The leak includes 1,732 forum threads, 7,707 registered users, and 340,000 IP records. According to analysis by Security Affairs and Comparitech, RAMP filled the void left when other Russian underground forums banned ransomware advertisements in 2021. Founded by the threat actor "Orange," a former operator of the Babuk ransomware gang, RAMP evolved into a professionalized clearinghouse for the ransomware kill chain and access brokers.
Intelligence Analysis: US Infrastructure in the Crosshairs
The leaked data highlights a relentless focus on high-value US targets. Of the geolocated listings on the forum, 40% targeted US-based organizations. This included 21 specific listings for government networks, and 11 each for the finance, tech, and telecommunications sectors.
The "Access Broker" model is the engine of this growth. These specialists do the heavy lifting of initial compromise — often via stolen credentials or unpatched VPN vulnerabilities — then sell that access to Ransomware-as-a-Service (RaaS) affiliates. One single broker was identified in the leak as having 41 separate listings for government networks across South America and Ukraine.
This commercialized pipeline mirrors the primary threat drivers identified by the NCSC, which previously named Russia as a leading force in infrastructure disruption. To explore more about the groups involved in these campaigns, visit our threat actor operations archive.
Defensive Mandate: Countering the Pipeline
The RAMP leak proves that the threat is no longer a "lone wolf" hacker, but a vertically integrated industry. To counter this structured ecosystem, security teams should prioritize the following:
- Credential Monitoring: Since access brokers rely on stolen logins, monitor for leaked employee credentials in real-time.

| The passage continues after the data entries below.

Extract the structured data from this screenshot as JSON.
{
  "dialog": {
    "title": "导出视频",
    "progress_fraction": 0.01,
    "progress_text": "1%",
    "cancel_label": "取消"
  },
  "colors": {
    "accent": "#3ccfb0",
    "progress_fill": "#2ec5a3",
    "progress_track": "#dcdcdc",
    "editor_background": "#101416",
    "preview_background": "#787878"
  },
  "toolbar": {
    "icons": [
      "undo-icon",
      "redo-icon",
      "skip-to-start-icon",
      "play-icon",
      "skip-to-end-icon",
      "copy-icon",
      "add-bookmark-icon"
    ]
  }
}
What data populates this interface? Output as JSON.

- MFA Implementation: Universal Multi-Factor Authentication (MFA) remains the most effective deterrent against the "entry points" sold on RAMP.
- Exposed Service Reduction: Audit and harden all public-facing services (RDP, VPN, Citrix) that serve as the primary inventory for brokers.

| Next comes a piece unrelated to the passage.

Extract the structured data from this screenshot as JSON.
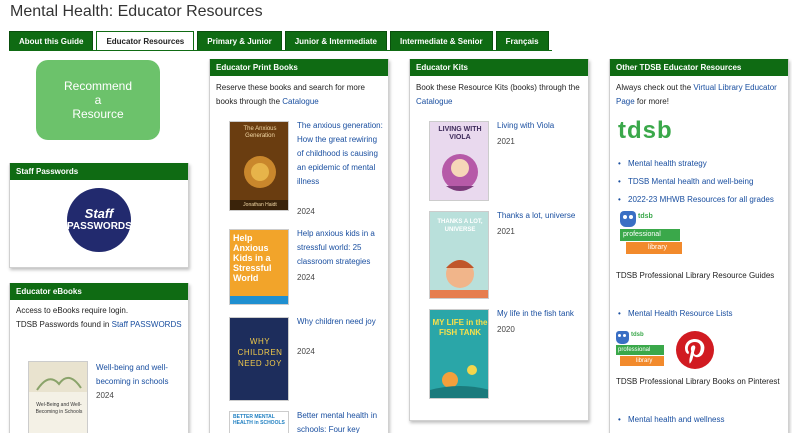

- Opportunistic Locking: Implement network segmentation to prevent the "pass-the-hash" lateral movement that allows an affiliate to turn a single broker's access into a full SYSTEM shell.
The CyberSignal Analysis
Signal 01 — The "Law of Demand" in Cybercrime
The RAMP data shows that despite massive law enforcement disruptions in 2022, forum activity surged 348% between Q4 2022 and Q4 2023. This indicates that as long as the "Access Broker to RaaS" pipeline remains profitable, threat actors will simply migrate to new platforms. The 2026 FBI seizure of RAMP was a blow, but the database leak reveals just how deeply these roots had grown before the site went dark.

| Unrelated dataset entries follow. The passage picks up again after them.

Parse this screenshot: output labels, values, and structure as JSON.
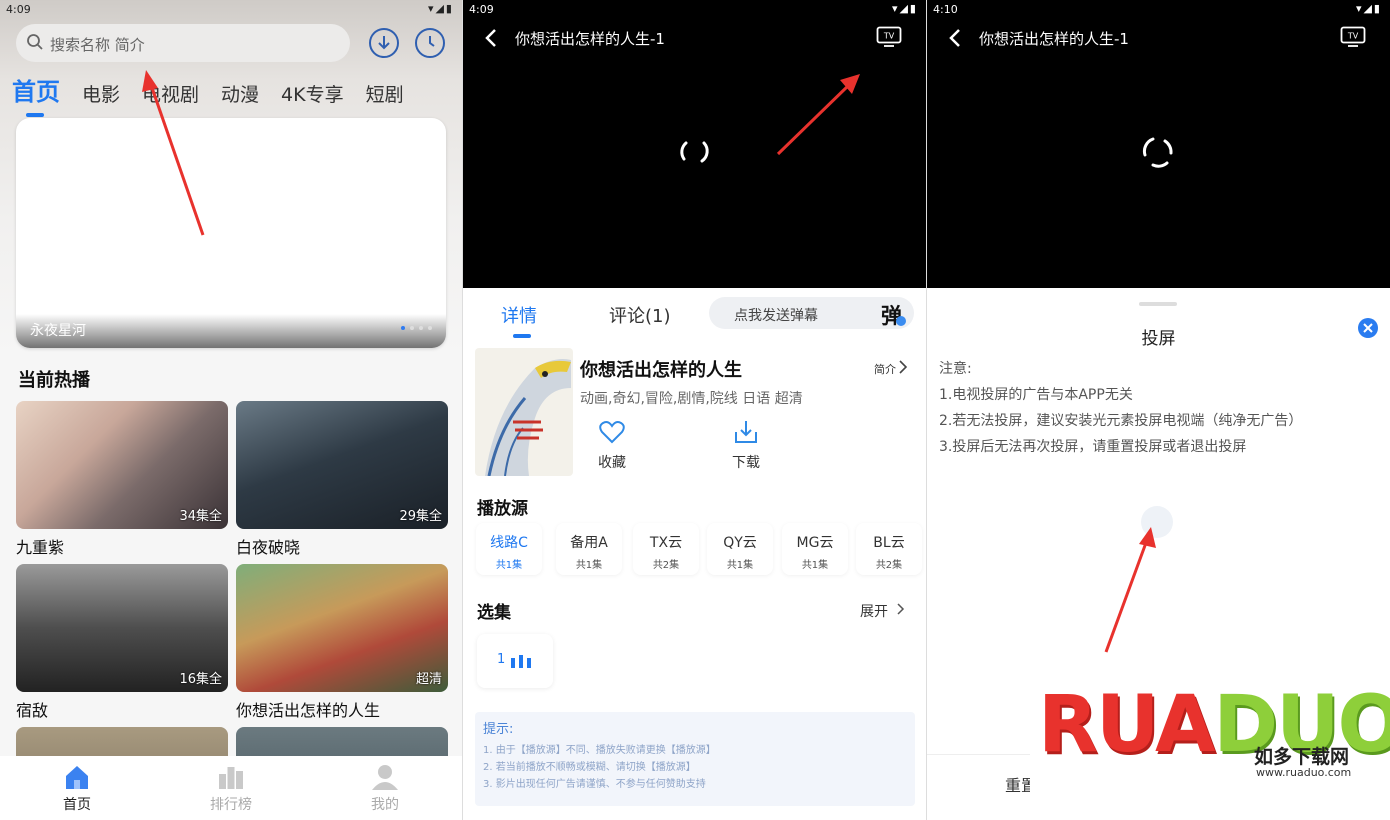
{
  "panel1": {
    "status_time": "4:09",
    "search_placeholder": "搜索名称 简介",
    "tabs": [
      "首页",
      "电影",
      "电视剧",
      "动漫",
      "4K专享",
      "短剧"
    ],
    "banner_caption": "永夜星河",
    "section_title": "当前热播",
    "cards": [
      {
        "name": "九重紫",
        "badge": "34集全"
      },
      {
        "name": "白夜破晓",
        "badge": "29集全"
      },
      {
        "name": "宿敌",
        "badge": "16集全"
      },
      {
        "name": "你想活出怎样的人生",
        "badge": "超清"
      }
    ],
    "nav": [
      "首页",
      "排行榜",
      "我的"
    ]
  },
  "panel2": {
    "status_time": "4:09",
    "video_title": "你想活出怎样的人生-1",
    "tabs": [
      "详情",
      "评论(1)"
    ],
    "danmu_placeholder": "点我发送弹幕",
    "danmu_button": "弹",
    "movie_title": "你想活出怎样的人生",
    "intro_label": "简介",
    "tags": "动画,奇幻,冒险,剧情,院线 日语 超清",
    "actions": [
      "收藏",
      "下载"
    ],
    "source_heading": "播放源",
    "sources": [
      {
        "name": "线路C",
        "count": "共1集"
      },
      {
        "name": "备用A",
        "count": "共1集"
      },
      {
        "name": "TX云",
        "count": "共2集"
      },
      {
        "name": "QY云",
        "count": "共1集"
      },
      {
        "name": "MG云",
        "count": "共1集"
      },
      {
        "name": "BL云",
        "count": "共2集"
      }
    ],
    "episodes_heading": "选集",
    "expand_label": "展开",
    "episode_1": "1",
    "tips_title": "提示:",
    "tips": [
      "1. 由于【播放源】不同、播放失败请更换【播放源】",
      "2. 若当前播放不顺畅或模糊、请切换【播放源】",
      "3. 影片出现任何广告请谨慎、不参与任何赞助支持"
    ]
  },
  "panel3": {
    "status_time": "4:10",
    "video_title": "你想活出怎样的人生-1",
    "sheet_title": "投屏",
    "notes": [
      "注意:",
      "1.电视投屏的广告与本APP无关",
      "2.若无法投屏，建议安装光元素投屏电视端（纯净无广告）",
      "3.投屏后无法再次投屏，请重置投屏或者退出投屏"
    ],
    "reset_partial": "重置"
  },
  "watermark": {
    "logo_text_red": "RUA",
    "logo_text_green": "DUO",
    "name": "如多下载网",
    "url": "www.ruaduo.com"
  },
  "colors": {
    "accent": "#1f78f0",
    "arrow": "#e8322d"
  }
}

Signal 02 — The Pivot to SYSTEM Privilege
The leak confirms that RaaS groups are no longer satisfied with simple data encryption. They are hiring affiliates specifically capable of "escalation to SYSTEM," often leveraging race conditions or unpatched vulnerabilities in defensive software. By the time a ransomware note appears, the adversary has often spent weeks inside the network, courtesy of a RAMP access broker.